Updated

Afghanistan's decision to consider reintroducing public stoning as a punishment has drawn a sharp rebuke from Human Rights Watch, who says it harks to the time of Taliban rule.

"It is absolutely shocking that 12 years after the fall of the Taliban government, the [Hamid] Karzai administration might bring back stoning as a punishment," said Brad Adams, the Asia director at Human Rights Watch, according to The Guardian.

"President Karzai needs to demonstrate at least a basic commitment to human rights and reject this proposal out of hand."

The punishment appears in a draft revision of Afghanistan’s penal code, which is being managed by the country’s Ministry of Justice.

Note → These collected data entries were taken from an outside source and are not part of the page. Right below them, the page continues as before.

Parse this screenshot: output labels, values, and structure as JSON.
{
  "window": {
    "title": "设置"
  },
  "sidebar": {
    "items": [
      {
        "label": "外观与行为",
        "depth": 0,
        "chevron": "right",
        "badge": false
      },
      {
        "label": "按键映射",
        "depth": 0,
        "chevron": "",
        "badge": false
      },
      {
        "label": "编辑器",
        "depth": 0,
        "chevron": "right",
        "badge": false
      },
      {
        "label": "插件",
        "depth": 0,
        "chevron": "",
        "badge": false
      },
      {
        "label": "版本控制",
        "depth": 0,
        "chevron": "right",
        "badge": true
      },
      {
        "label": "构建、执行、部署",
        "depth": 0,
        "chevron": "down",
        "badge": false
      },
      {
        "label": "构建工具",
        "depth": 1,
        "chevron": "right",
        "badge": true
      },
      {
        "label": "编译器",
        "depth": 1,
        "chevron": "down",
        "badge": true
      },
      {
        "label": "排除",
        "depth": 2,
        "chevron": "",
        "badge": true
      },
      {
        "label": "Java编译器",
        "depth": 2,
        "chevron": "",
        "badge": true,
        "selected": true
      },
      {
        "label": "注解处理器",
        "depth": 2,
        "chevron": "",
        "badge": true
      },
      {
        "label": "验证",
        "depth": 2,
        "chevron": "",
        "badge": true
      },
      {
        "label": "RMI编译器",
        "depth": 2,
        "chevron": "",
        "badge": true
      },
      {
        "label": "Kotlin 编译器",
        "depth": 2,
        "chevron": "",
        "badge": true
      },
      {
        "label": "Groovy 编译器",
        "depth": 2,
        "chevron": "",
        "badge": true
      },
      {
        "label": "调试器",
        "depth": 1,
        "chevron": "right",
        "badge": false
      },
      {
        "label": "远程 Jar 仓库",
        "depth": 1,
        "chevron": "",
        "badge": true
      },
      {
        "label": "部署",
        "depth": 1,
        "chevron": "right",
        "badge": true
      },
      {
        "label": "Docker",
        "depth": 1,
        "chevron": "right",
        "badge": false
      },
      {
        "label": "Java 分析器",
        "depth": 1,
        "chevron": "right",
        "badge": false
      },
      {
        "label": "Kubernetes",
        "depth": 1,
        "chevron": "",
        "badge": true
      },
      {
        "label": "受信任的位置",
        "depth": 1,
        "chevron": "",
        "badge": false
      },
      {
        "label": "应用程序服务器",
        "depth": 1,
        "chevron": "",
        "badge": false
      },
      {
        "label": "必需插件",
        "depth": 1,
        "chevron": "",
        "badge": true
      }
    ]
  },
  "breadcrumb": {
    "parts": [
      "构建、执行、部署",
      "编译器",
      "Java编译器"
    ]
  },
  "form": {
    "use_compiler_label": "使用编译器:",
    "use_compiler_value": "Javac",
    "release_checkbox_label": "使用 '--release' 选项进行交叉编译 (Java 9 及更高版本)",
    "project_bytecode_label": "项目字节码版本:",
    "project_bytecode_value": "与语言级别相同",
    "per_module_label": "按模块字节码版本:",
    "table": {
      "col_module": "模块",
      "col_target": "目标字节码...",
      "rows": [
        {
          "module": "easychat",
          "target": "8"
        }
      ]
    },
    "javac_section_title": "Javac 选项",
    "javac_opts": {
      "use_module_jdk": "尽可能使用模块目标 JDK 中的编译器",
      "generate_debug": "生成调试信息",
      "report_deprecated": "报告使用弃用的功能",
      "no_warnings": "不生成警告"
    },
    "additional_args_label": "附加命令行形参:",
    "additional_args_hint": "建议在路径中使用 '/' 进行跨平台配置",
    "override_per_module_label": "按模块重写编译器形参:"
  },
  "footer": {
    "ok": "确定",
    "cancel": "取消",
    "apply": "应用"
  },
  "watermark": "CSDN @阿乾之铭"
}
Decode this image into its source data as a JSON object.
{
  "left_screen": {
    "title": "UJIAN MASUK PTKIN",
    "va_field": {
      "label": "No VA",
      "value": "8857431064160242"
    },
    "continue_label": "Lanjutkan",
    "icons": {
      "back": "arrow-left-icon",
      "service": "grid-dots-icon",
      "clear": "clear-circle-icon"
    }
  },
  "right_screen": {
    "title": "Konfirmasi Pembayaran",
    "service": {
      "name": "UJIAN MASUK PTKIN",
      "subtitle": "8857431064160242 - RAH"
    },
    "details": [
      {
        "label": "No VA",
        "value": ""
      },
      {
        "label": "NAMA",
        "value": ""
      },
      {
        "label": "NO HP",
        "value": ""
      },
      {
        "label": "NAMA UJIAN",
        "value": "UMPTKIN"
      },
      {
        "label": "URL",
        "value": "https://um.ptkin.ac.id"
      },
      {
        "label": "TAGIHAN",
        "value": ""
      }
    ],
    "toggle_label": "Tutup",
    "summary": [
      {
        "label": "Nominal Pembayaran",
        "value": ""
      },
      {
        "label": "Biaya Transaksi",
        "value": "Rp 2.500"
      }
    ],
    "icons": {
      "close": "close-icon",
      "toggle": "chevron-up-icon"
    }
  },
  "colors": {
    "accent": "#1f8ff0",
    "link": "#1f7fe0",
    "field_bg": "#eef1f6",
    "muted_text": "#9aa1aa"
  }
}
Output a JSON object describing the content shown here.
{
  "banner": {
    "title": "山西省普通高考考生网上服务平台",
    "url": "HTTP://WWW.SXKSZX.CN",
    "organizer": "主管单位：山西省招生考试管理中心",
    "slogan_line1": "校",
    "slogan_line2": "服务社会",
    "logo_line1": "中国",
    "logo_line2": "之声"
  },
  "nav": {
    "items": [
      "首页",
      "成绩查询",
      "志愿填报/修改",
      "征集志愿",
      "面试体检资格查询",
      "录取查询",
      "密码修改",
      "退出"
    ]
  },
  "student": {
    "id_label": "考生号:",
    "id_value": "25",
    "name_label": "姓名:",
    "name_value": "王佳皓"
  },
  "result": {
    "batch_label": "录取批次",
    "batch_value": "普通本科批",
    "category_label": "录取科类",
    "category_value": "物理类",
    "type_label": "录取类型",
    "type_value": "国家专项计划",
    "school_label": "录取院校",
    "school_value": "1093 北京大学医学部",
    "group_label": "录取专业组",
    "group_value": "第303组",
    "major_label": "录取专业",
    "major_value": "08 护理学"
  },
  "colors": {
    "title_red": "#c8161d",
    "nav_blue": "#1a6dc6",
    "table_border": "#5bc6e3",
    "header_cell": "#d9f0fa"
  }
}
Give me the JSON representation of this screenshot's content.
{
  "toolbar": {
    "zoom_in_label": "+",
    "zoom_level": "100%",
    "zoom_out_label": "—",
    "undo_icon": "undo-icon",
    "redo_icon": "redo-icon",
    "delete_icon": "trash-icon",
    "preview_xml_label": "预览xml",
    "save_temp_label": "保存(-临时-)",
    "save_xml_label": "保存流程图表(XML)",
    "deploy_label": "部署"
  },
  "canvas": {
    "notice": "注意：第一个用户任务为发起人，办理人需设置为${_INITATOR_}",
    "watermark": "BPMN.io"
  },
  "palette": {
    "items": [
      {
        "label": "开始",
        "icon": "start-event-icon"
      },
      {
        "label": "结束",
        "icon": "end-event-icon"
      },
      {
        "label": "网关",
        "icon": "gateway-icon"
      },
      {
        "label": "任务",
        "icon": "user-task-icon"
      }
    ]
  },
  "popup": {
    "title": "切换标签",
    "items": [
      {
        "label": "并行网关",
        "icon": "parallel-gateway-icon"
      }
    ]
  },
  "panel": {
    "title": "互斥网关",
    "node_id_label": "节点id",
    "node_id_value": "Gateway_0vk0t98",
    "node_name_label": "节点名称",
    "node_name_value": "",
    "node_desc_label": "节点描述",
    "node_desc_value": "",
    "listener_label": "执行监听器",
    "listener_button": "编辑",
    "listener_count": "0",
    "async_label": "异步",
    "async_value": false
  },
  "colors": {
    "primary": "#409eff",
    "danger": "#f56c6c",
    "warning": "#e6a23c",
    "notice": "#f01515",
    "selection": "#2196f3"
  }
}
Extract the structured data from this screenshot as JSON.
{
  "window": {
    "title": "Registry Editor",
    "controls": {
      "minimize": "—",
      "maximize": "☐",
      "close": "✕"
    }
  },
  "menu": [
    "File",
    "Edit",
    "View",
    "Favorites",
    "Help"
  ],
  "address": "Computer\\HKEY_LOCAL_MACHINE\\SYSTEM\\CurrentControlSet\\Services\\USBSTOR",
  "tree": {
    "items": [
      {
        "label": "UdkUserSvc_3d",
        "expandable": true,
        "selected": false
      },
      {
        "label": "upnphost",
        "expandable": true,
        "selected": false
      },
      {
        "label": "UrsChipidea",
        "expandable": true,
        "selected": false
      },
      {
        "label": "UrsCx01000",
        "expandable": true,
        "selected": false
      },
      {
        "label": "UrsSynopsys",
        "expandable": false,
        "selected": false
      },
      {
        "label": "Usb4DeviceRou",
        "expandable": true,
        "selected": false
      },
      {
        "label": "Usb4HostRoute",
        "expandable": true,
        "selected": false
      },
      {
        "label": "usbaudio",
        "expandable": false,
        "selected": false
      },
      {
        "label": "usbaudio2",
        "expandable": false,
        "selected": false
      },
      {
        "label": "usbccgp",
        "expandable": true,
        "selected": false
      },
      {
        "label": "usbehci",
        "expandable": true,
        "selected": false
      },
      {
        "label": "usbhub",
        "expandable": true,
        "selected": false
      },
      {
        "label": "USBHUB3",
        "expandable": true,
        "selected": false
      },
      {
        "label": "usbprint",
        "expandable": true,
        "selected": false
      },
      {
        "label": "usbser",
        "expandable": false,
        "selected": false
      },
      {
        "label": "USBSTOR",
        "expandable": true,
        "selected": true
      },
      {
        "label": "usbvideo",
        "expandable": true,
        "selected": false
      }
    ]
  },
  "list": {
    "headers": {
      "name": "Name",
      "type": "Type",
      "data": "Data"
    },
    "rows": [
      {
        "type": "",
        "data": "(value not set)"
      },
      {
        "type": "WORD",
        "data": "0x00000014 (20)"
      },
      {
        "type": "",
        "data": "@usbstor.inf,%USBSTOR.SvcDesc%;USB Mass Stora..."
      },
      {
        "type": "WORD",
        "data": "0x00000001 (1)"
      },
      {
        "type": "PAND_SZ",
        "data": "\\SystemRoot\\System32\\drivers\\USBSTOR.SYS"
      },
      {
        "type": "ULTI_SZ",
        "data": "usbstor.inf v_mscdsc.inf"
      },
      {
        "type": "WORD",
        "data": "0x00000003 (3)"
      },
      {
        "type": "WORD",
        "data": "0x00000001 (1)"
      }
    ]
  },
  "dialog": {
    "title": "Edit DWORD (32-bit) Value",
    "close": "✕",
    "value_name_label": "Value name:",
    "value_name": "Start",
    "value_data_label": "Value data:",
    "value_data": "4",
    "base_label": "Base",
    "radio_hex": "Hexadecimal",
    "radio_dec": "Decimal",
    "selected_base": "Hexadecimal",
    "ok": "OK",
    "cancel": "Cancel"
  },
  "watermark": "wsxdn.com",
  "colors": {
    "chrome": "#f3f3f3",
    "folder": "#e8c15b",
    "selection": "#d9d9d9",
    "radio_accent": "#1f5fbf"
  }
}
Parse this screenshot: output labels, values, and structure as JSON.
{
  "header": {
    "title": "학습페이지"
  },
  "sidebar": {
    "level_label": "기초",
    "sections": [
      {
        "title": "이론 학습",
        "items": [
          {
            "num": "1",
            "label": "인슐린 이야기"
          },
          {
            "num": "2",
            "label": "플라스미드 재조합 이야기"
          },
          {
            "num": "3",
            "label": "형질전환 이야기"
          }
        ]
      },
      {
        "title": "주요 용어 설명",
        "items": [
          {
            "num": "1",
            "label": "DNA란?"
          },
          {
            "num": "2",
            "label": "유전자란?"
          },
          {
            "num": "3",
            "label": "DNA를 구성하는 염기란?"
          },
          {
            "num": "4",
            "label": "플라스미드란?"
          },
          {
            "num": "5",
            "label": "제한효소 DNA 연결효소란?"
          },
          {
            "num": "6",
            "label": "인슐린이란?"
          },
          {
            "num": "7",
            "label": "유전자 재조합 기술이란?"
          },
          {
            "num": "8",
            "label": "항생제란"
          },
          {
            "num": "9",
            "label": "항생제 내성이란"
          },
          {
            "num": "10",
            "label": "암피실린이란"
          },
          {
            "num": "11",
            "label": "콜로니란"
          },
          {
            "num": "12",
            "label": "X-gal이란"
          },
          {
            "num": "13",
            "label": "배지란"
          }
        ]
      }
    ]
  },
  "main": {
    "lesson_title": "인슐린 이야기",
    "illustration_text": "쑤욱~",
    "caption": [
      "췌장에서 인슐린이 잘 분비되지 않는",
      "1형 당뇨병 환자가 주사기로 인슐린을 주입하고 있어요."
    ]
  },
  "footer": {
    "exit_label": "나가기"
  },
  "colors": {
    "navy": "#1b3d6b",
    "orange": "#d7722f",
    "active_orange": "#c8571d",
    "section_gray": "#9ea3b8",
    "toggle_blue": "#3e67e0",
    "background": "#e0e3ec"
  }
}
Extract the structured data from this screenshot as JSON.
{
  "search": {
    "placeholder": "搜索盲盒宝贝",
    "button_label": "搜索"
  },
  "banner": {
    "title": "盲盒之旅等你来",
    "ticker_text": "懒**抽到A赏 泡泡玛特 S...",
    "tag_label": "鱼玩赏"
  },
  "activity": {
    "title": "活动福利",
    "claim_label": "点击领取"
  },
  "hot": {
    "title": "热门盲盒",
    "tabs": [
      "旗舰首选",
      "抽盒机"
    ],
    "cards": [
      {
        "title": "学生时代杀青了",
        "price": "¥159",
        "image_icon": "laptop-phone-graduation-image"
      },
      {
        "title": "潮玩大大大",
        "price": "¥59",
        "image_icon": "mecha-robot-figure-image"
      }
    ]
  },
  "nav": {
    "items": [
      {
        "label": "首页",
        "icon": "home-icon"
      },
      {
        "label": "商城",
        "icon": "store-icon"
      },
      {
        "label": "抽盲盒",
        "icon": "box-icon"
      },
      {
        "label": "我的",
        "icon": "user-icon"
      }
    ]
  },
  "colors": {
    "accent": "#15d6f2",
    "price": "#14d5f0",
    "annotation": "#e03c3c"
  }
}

The draft says those who are unmarried and commit acts of adultery should be subjected to 100 lashes, and if they are married, they should be stoned in public, The Telegraph reports.

"Men and women who commit adultery shall be punished based on the circumstances to one of the following punishments: lashing, stoning [to death]," a portion of the text read, according to The Guardian.

Human Rights Watch has called on international donors to withdraw funding to Afghanistan if the penal code takes effect.

In a statement, the group says stoning violates human rights standards against torture and cruel and inhumane punishment.

Mohammad Ashraf Azimi, who is the head of the Ministry of Justice’s laws department, told The Associated Press that the penal code needs at least two more years of work before it is completed.